1. The DM describes the environment. The DM tells the players where their adventurers are and what's around them, presenting the basic scope of options that present themselves (how many doors lead out of a room, what's on a table, who's in the tavern, and so on).

2. The players describe what they want to do. Sometimes one player speaks for the whole party, saying, "We'll take the east door," for example. Other times, different adventurers do different things: one adventurer might search a treasure chest while a second examines an esoteric symbol engraved on a wall and a third keeps watch for monsters. The players don't need to take turns, but the DM listens to every player and decides how to resolve those actions.

Sometimes, resolving a task is easy. If an adventurer wants to walk across a room and open a door, the DM might just say that the door opens and describe what lies beyond. But the door might be locked, the floor might hide a deadly trap, or some other circumstance might make it challenging for an adventurer to complete a task. In those cases, the DM decides what happens, often relying on the roll of a die to determine the results of an action.

3. The DM narrates the results of the adventurers' actions. Describing the results often leads to another decision point, which brings the flow of the game right back to step 1.''

There's no social contract wrecking happening here. The DM decide if the character's action in-fiction requires a roll or not.

A situation being impossible is not ''uncertain'', thus does not require a roll.

Not calling for a roll is as much of a DM's decision than calling for one.

#### Bill Zebub

##### “It’s probably Matt Mercer’s fault.”
Why on earth would the dramatic importance of something happening alter the possibility of something happening? This is not a novel, this is a game. Games have rules, and players who are at all good at math should, barring hidden information such as "there's a trap in that door" almost always be able to closely estimate the probabilities of any action before deciding if they will attempt that action. DM's who just change stuff because they of their "judgement of the state of the fiction" are wrecking the implicit social contract between the DM and the players.

When the DM specifies the TN and the consequences for failure, the player should have a chance to change their mind. At least that’s how I play.

#### Larnievc

The DM determines whether an attempted action will succeed or fail NOT by computing the DC and then figuring out if it's possible for the player to roll that high.
Is this how it works? A DM has to know the players’ bonus? I just set a difficulty in my head head and ask them to role ability+proficiency and tell them if they succeed or fail.

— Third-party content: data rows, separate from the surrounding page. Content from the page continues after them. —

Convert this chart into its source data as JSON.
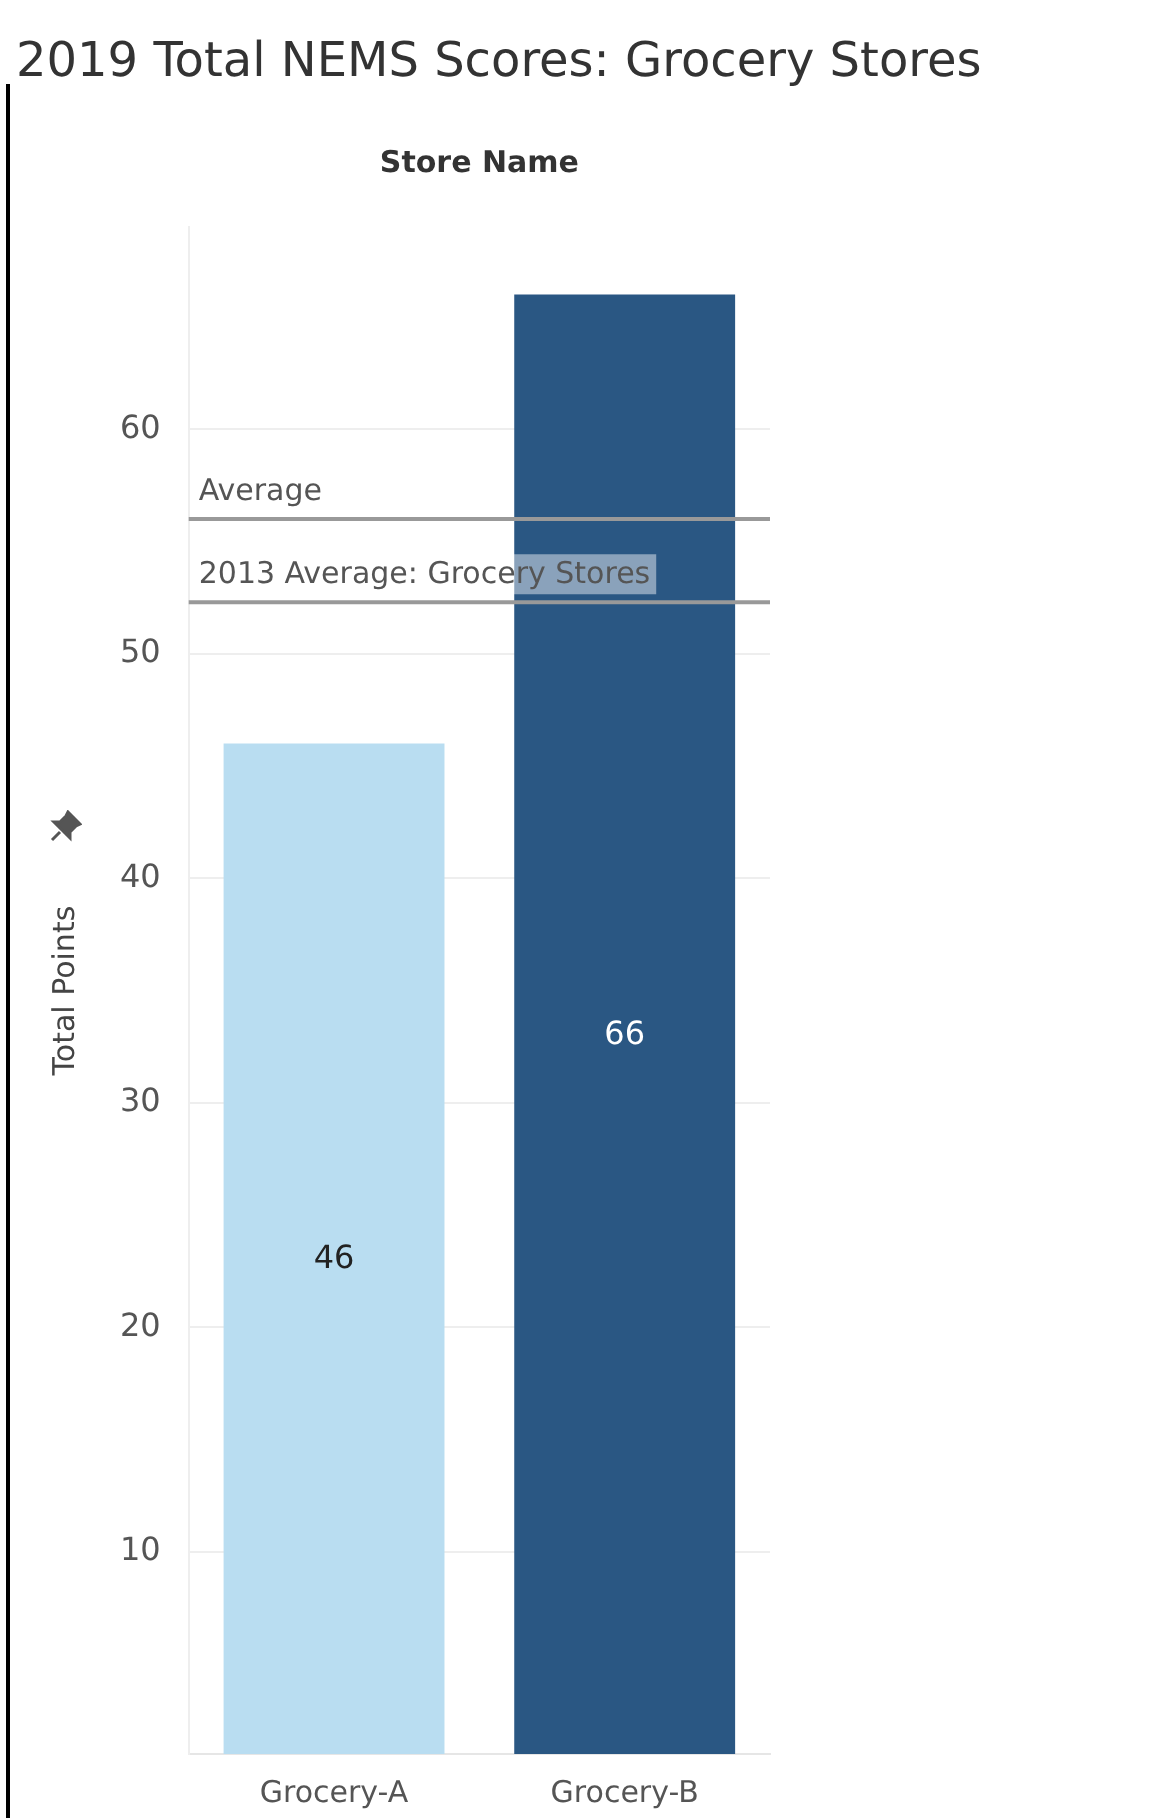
{
  "chart_data": {
    "type": "bar",
    "title": "2019 Total NEMS Scores: Grocery Stores",
    "xlabel": "Store Name",
    "ylabel": "Total Points",
    "categories": [
      "Grocery-A",
      "Grocery-B"
    ],
    "values": [
      46,
      66
    ],
    "colors": [
      "#b9ddf1",
      "#2a5783"
    ],
    "ylim": [
      1,
      69
    ],
    "yticks": [
      10,
      20,
      30,
      40,
      50,
      60
    ],
    "grid": "y",
    "data_labels": true,
    "legend": false,
    "ref_lines": [
      {
        "axis": "y",
        "value": 56,
        "label": "Average",
        "color": "#999999"
      },
      {
        "axis": "y",
        "value": 52.3,
        "label": "2013 Average: Grocery Stores",
        "color": "#999999"
      }
    ]
  }
}
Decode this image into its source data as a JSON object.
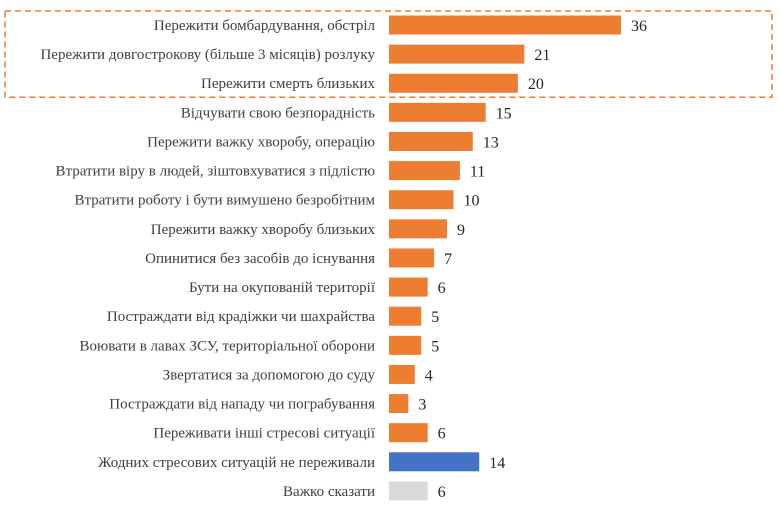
{
  "chart_data": {
    "type": "bar",
    "orientation": "horizontal",
    "categories": [
      "Пережити бомбардування, обстріл",
      "Пережити довгострокову (більше 3 місяців) розлуку",
      "Пережити смерть близьких",
      "Відчувати свою безпорадність",
      "Пережити важку хворобу, операцію",
      "Втратити віру в людей, зіштовхуватися з підлістю",
      "Втратити роботу і бути вимушено безробітним",
      "Пережити важку хворобу близьких",
      "Опинитися без засобів до існування",
      "Бути на окупованій території",
      "Постраждати від крадіжки чи шахрайства",
      "Воювати в лавах ЗСУ, територіальної оборони",
      "Звертатися за допомогою до суду",
      "Постраждати від нападу чи пограбування",
      "Переживати інші стресові ситуації",
      "Жодних стресових ситуацій не переживали",
      "Важко сказати"
    ],
    "values": [
      36,
      21,
      20,
      15,
      13,
      11,
      10,
      9,
      7,
      6,
      5,
      5,
      4,
      3,
      6,
      14,
      6
    ],
    "bar_colors": [
      "#ED7D31",
      "#ED7D31",
      "#ED7D31",
      "#ED7D31",
      "#ED7D31",
      "#ED7D31",
      "#ED7D31",
      "#ED7D31",
      "#ED7D31",
      "#ED7D31",
      "#ED7D31",
      "#ED7D31",
      "#ED7D31",
      "#ED7D31",
      "#ED7D31",
      "#4472C4",
      "#D9D9D9"
    ],
    "highlighted_categories": [
      0,
      1,
      2
    ],
    "highlight_color": "#ED7D31",
    "data_labels": true,
    "grid": false,
    "xlim": [
      0,
      36
    ]
  }
}
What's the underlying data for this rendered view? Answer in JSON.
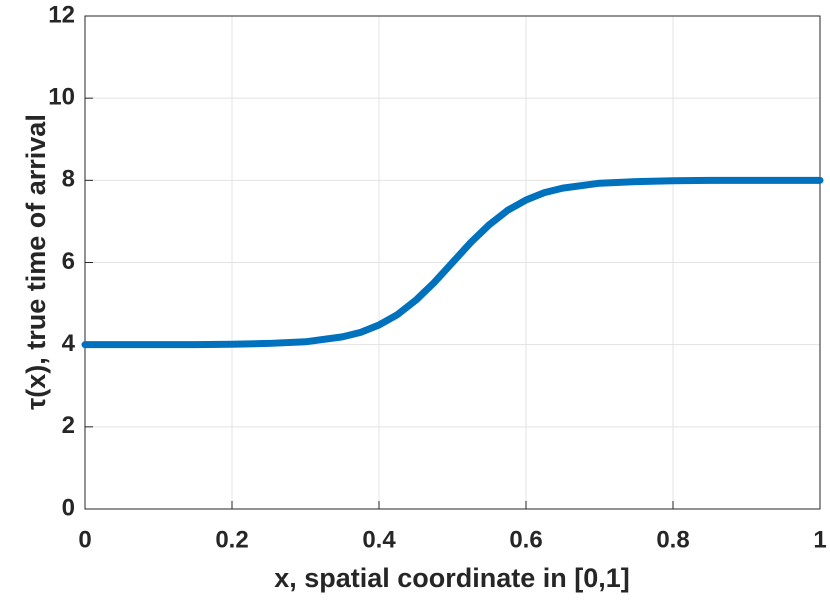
{
  "chart_data": {
    "type": "line",
    "xlabel": "x, spatial coordinate in [0,1]",
    "ylabel": "τ(x), true time of arrival",
    "x": [
      0,
      0.05,
      0.1,
      0.15,
      0.2,
      0.25,
      0.3,
      0.35,
      0.375,
      0.4,
      0.425,
      0.45,
      0.475,
      0.5,
      0.525,
      0.55,
      0.575,
      0.6,
      0.625,
      0.65,
      0.7,
      0.75,
      0.8,
      0.85,
      0.9,
      0.95,
      1
    ],
    "series": [
      {
        "color": "#0072bd",
        "values": [
          4.0,
          4.0,
          4.0,
          4.0,
          4.01,
          4.03,
          4.07,
          4.19,
          4.3,
          4.48,
          4.73,
          5.08,
          5.51,
          6.0,
          6.49,
          6.92,
          7.27,
          7.52,
          7.7,
          7.81,
          7.93,
          7.97,
          7.99,
          8.0,
          8.0,
          8.0,
          8.0
        ]
      }
    ],
    "xlim": [
      0,
      1
    ],
    "xticks": [
      0,
      0.2,
      0.4,
      0.6,
      0.8,
      1
    ],
    "ylim": [
      0,
      12
    ],
    "yticks": [
      0,
      2,
      4,
      6,
      8,
      10,
      12
    ],
    "grid": true
  }
}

Who said we have to know their stats?

#### Larnievc

DM's who just change stuff because they of their "judgement of the state of the fiction" are wrecking the implicit social contract between the DM and the players.
Disagree. The rule of cool is part of being a hero. It’s not a game: it’s a story. And it’s the players and the DM’s jib to make the story satisfying.

Otherwise you may as well be playing Hero Quest.

#### Bill Zebub

##### “It’s probably Matt Mercer’s fault.”
Is this how it works? A DM has to know the players’ bonus? I just set a difficulty in my head head and ask them to role ability+proficiency and tell them if they succeed or fail.

Who said we have to know their stats?

Umm...no. Maybe you missed the big, all-caps "NOT" in the middle of what I wrote?